Indeed, they might be lucky if they got out of Arlington alive.
The smell of oil and rubber in the trunk assailed Leo Turrin's nostrils, but he didn't mind. The spare had been removed to give him room, and with the blanket that Brognola had provided as a sort of mattress, he was scarcely bruised at all. The Uzi reeked of cosmoline, but he drew comfort from the old familiar smell.
If Hal and Bolan were correct in their prediction of an ambush, Leo was a sitting duck inside the trunk. A single burst of automatic fire could turn his hiding place into a coffin; any spark produced by ricochets might set the fuel tank off beneath him, broiling him alive before he had a chance to pop the lid and make his break. It was a risk that had been weighed and analyzed before he had agreed to ride shotgun for Brognola — not that there had ever been the slightest doubt that he would come along.
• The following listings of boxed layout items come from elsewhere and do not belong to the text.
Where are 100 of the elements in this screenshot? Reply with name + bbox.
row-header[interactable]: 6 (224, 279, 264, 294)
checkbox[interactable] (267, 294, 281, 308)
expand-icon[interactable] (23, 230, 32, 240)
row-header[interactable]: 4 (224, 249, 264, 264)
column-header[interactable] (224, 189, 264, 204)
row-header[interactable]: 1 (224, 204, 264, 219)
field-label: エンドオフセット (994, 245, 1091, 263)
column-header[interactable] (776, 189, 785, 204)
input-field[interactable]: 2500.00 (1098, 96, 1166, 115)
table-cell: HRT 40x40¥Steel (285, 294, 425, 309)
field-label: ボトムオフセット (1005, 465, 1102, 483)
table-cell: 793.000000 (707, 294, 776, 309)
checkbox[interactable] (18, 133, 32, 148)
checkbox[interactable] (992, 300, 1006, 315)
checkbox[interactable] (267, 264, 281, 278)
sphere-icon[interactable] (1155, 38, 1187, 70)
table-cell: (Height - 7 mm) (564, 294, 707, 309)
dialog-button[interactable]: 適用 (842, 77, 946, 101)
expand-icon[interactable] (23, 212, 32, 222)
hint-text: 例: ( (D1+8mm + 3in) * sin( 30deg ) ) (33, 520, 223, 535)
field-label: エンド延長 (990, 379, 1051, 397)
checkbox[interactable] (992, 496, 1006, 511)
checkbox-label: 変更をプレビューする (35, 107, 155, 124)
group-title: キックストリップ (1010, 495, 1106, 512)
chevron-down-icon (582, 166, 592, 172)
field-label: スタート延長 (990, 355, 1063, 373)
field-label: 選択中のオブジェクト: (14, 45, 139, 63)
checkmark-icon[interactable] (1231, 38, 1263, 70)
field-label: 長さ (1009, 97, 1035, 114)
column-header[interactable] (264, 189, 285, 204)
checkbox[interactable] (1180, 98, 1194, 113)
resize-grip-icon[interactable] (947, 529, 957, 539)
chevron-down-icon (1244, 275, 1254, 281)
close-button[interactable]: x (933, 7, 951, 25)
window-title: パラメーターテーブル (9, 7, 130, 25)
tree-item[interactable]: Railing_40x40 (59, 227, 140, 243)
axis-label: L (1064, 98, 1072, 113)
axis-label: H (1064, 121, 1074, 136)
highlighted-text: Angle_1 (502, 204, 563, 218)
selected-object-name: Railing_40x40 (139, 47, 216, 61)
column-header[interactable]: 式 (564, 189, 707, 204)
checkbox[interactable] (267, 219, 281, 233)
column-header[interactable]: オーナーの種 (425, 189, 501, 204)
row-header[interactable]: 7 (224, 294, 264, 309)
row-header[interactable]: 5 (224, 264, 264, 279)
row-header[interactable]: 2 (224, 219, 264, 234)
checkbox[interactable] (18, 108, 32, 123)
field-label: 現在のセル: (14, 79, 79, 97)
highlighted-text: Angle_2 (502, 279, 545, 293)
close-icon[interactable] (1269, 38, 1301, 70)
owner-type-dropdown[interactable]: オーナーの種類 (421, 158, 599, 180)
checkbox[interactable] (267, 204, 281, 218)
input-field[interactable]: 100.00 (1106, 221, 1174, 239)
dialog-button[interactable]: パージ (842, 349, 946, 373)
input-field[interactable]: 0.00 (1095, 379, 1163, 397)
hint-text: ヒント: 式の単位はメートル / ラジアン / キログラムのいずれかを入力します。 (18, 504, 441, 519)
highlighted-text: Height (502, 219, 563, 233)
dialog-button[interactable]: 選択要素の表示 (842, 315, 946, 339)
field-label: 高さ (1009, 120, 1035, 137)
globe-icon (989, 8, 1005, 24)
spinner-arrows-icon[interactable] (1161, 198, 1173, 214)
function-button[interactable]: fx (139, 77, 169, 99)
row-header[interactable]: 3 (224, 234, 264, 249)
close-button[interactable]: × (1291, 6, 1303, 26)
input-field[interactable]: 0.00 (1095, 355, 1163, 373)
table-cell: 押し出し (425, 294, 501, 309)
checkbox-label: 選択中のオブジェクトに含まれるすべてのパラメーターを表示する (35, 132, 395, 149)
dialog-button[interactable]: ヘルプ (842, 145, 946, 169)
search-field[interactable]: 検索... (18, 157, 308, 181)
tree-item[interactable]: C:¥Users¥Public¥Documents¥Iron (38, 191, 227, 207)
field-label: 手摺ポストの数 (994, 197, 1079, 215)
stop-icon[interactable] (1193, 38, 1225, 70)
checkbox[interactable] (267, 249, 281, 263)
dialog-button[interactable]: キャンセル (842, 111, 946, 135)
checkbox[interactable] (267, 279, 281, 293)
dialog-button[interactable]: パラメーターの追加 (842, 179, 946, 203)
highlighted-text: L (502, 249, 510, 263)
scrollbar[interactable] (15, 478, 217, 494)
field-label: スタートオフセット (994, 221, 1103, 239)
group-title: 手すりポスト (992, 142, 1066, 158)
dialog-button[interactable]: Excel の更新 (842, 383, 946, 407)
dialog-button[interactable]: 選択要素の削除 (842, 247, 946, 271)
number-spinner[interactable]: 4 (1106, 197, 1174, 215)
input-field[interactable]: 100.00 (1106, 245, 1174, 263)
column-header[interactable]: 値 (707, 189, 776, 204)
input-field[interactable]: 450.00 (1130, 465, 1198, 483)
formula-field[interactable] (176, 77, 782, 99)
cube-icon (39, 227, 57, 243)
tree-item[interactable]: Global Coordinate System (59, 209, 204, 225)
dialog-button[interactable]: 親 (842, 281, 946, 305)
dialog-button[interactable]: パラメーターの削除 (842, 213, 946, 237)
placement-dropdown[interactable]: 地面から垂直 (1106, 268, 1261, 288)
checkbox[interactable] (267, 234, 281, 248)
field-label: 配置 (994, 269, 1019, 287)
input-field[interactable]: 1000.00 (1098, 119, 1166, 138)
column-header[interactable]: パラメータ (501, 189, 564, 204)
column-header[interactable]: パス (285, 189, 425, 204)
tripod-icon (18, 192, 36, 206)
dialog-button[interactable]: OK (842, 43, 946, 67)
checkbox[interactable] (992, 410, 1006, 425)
His closest friends were wagering their lives tonight, and he could no more take a sideline seat than he could voluntarily stop breathing.
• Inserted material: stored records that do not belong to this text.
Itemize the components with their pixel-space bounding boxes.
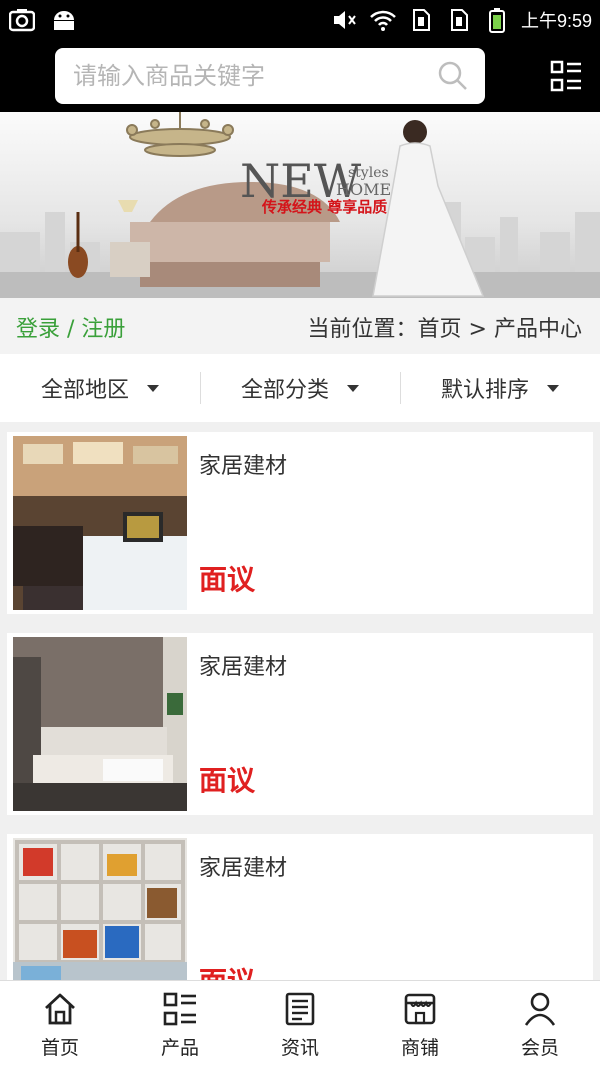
product-title[interactable]: 家居建材 <box>199 448 287 480</box>
breadcrumb: 当前位置：首页 > 产品中心 <box>308 311 582 343</box>
product-image[interactable] <box>13 436 187 610</box>
tab-store-label: 商铺 <box>400 1037 439 1059</box>
screenshot-icon <box>8 6 36 34</box>
banner-headline-styles: styles <box>348 165 389 181</box>
filter-bar: 全部地区 全部分类 默认排序 <box>0 354 600 422</box>
filter-region[interactable]: 全部地区 <box>0 354 200 422</box>
breadcrumb-separator: > <box>461 317 494 342</box>
grid-list-icon <box>163 992 196 1026</box>
mute-icon <box>331 6 359 34</box>
product-card[interactable]: 家居建材 面议 <box>7 834 593 980</box>
clock: 上午9:59 <box>520 11 592 31</box>
login-register: 登录 / 注册 <box>16 311 125 343</box>
product-price: 面议 <box>199 563 256 596</box>
tab-products-label: 产品 <box>160 1037 199 1059</box>
product-price: 面议 <box>199 764 256 797</box>
banner-slogan: 传承经典 尊享品质 <box>261 198 387 216</box>
status-bar: 上午9:59 <box>0 0 600 40</box>
bottom-tab-bar: 首页 产品 资讯 商铺 会员 <box>0 980 600 1067</box>
filter-region-label: 全部地区 <box>40 378 129 403</box>
search-input[interactable] <box>73 58 433 94</box>
header <box>0 40 600 112</box>
tab-news[interactable]: 资讯 <box>240 981 360 1067</box>
filter-sort-label: 默认排序 <box>440 378 529 403</box>
tab-news-label: 资讯 <box>280 1037 319 1059</box>
news-icon <box>285 992 315 1026</box>
breadcrumb-home[interactable]: 首页 <box>418 317 462 342</box>
search-icon[interactable] <box>437 60 469 92</box>
banner-headline-home: HOME <box>336 180 391 199</box>
filter-sort[interactable]: 默认排序 <box>400 354 600 422</box>
store-icon <box>404 993 436 1025</box>
wifi-icon <box>369 6 397 34</box>
breadcrumb-prefix: 当前位置： <box>307 317 418 342</box>
promo-banner[interactable]: NEW styles HOME 传承经典 尊享品质 <box>0 112 600 298</box>
tab-member[interactable]: 会员 <box>480 981 600 1067</box>
product-image[interactable] <box>13 838 187 980</box>
product-list[interactable]: 家居建材 面议 家居建材 面议 家居建材 <box>0 422 600 980</box>
caret-down-icon <box>347 384 359 392</box>
tab-member-label: 会员 <box>520 1037 559 1059</box>
login-separator: / <box>60 317 82 342</box>
caret-down-icon <box>547 384 559 392</box>
caret-down-icon <box>147 384 159 392</box>
category-menu-icon[interactable] <box>550 60 582 92</box>
user-icon <box>524 992 556 1026</box>
sim-2-icon <box>445 6 473 34</box>
filter-category[interactable]: 全部分类 <box>200 354 400 422</box>
banner-illustration: NEW styles HOME 传承经典 尊享品质 <box>0 112 600 298</box>
product-title[interactable]: 家居建材 <box>199 649 287 681</box>
android-icon <box>50 6 78 34</box>
home-icon <box>45 993 75 1025</box>
breadcrumb-current: 产品中心 <box>493 317 582 342</box>
info-bar: 登录 / 注册 当前位置：首页 > 产品中心 <box>0 298 600 354</box>
sim-1-icon <box>407 6 435 34</box>
tab-products[interactable]: 产品 <box>120 981 240 1067</box>
filter-category-label: 全部分类 <box>240 378 329 403</box>
product-card[interactable]: 家居建材 面议 <box>7 432 593 614</box>
tab-home-label: 首页 <box>40 1037 79 1059</box>
search-box[interactable] <box>55 48 485 104</box>
tab-store[interactable]: 商铺 <box>360 981 480 1067</box>
product-price: 面议 <box>199 960 255 980</box>
tab-home[interactable]: 首页 <box>0 981 120 1067</box>
login-link[interactable]: 登录 <box>16 317 60 342</box>
battery-icon <box>483 6 511 34</box>
product-image[interactable] <box>13 637 187 811</box>
register-link[interactable]: 注册 <box>81 317 125 342</box>
product-title[interactable]: 家居建材 <box>199 850 287 882</box>
product-card[interactable]: 家居建材 面议 <box>7 633 593 815</box>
Leo owed it to them both, for all the times Bolan or Brognola had been there to pull his fat out of the fire. But if his life had never been at risk, if he had never walked the razor's edge with only these two friends to steady him and keep him on track, he would have volunteered in any case. For friendship's sake.
And when you got right down to basics, there was nothing else.
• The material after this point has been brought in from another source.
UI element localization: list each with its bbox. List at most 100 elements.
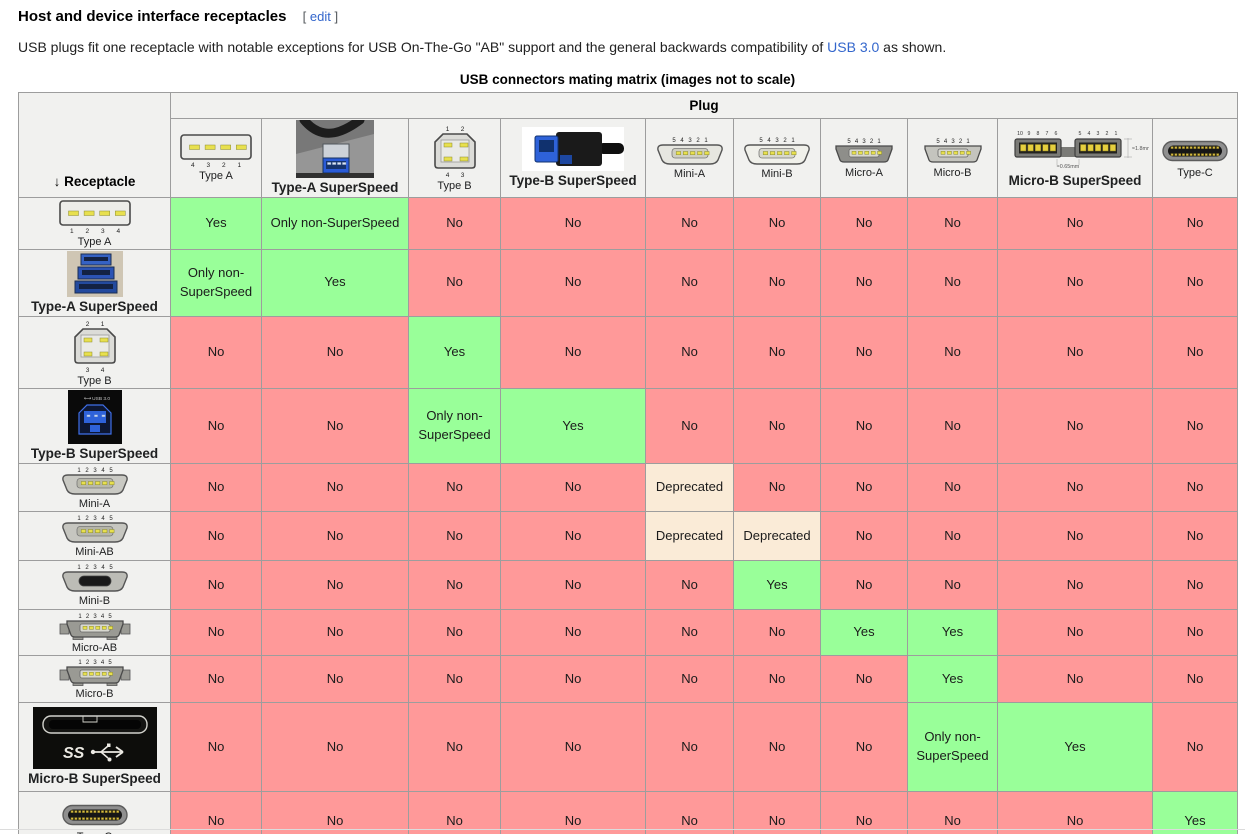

The bond of fellow warriors in an endless, losing battle, holding out against the overwhelming enemy until their luck and life at last ran out. They struck against the savages wherever and whenever possible. In the meantime they looked out for one another, for the families that waited, never really safe, behind the lines.
Because the goddamned battle lines were everywhere these days, and it could just as easily be Angelina out there in the darkness — had been Angelina, back in Pittsfield — and Leo knew that he could count on Hal or Bolan, if the world rolled over on him one day soon. They wouldn't let the wife and kids go hungry, wouldn't let them want for anything or fall into the hands of enemies.
A soldier watched his buddy's back, and that was it. No need to ask for help or offer thanks to any of the living when the smoke had cleared. Tomorrow it could be someone else's world in jeopardy, and yesterday's potential victim would be riding with the cavalry again.
Inside the trunk he heard Brognola kill the engine. He felt Hal shifting in the driver's seat, imagined him as he went through the ritual of double-checking weapons, getting ready to go EVA against an unknown enemy. His door slammed, sent a tremor through the car and Leo felt himself begin to sweat.
Hal drummed his knuckles on the trunk, the sound reverberating hollowly, and Leo grimaced, feeling like a mouse inside a kettle drum. He heard Brognola's footsteps gradually receding on the pavement, finally lost, and Turrin wrapped one hand around the tight rubber bands that held down the trunk lid.
He had been told to wait for contact while Brognola scouted the territory, waiting for the enemy to show himself. If Hal and Bolan were mistaken, if the hostiles were sincere about exchanging Helen and the kids for information, it would go no farther; Hal had lists of phony names and numbers that would have the bastards chasing their tails for a month. But if the others were correct in their assumption of an ambush, if the gunners opened up on Hal from who knows where, it would be Leo's job to spring the trap and cover Hal's retreat, while Bolan flanked the enemy and hit them where they lived.
It had all sounded fine on paper in Brognola's living room. But it was dark outside, and there were God knew how many hiding places in the cemetery, any shadow adequate for lurking snipers who could drop Hal in his tracks. Snipers who could riddle Leo as he tried to scramble from the trunk, all knees and elbows in the crucial instant when surprise evaporated.
Leo was a goddamned sitting duck and didn't like the feeling, but at least he wasn't out there in the open with the cross-hairs planted on his face already. He found the Uzi's safety catch and eased it off, prepared to come out firing and to make the most of his advantage while it lasted.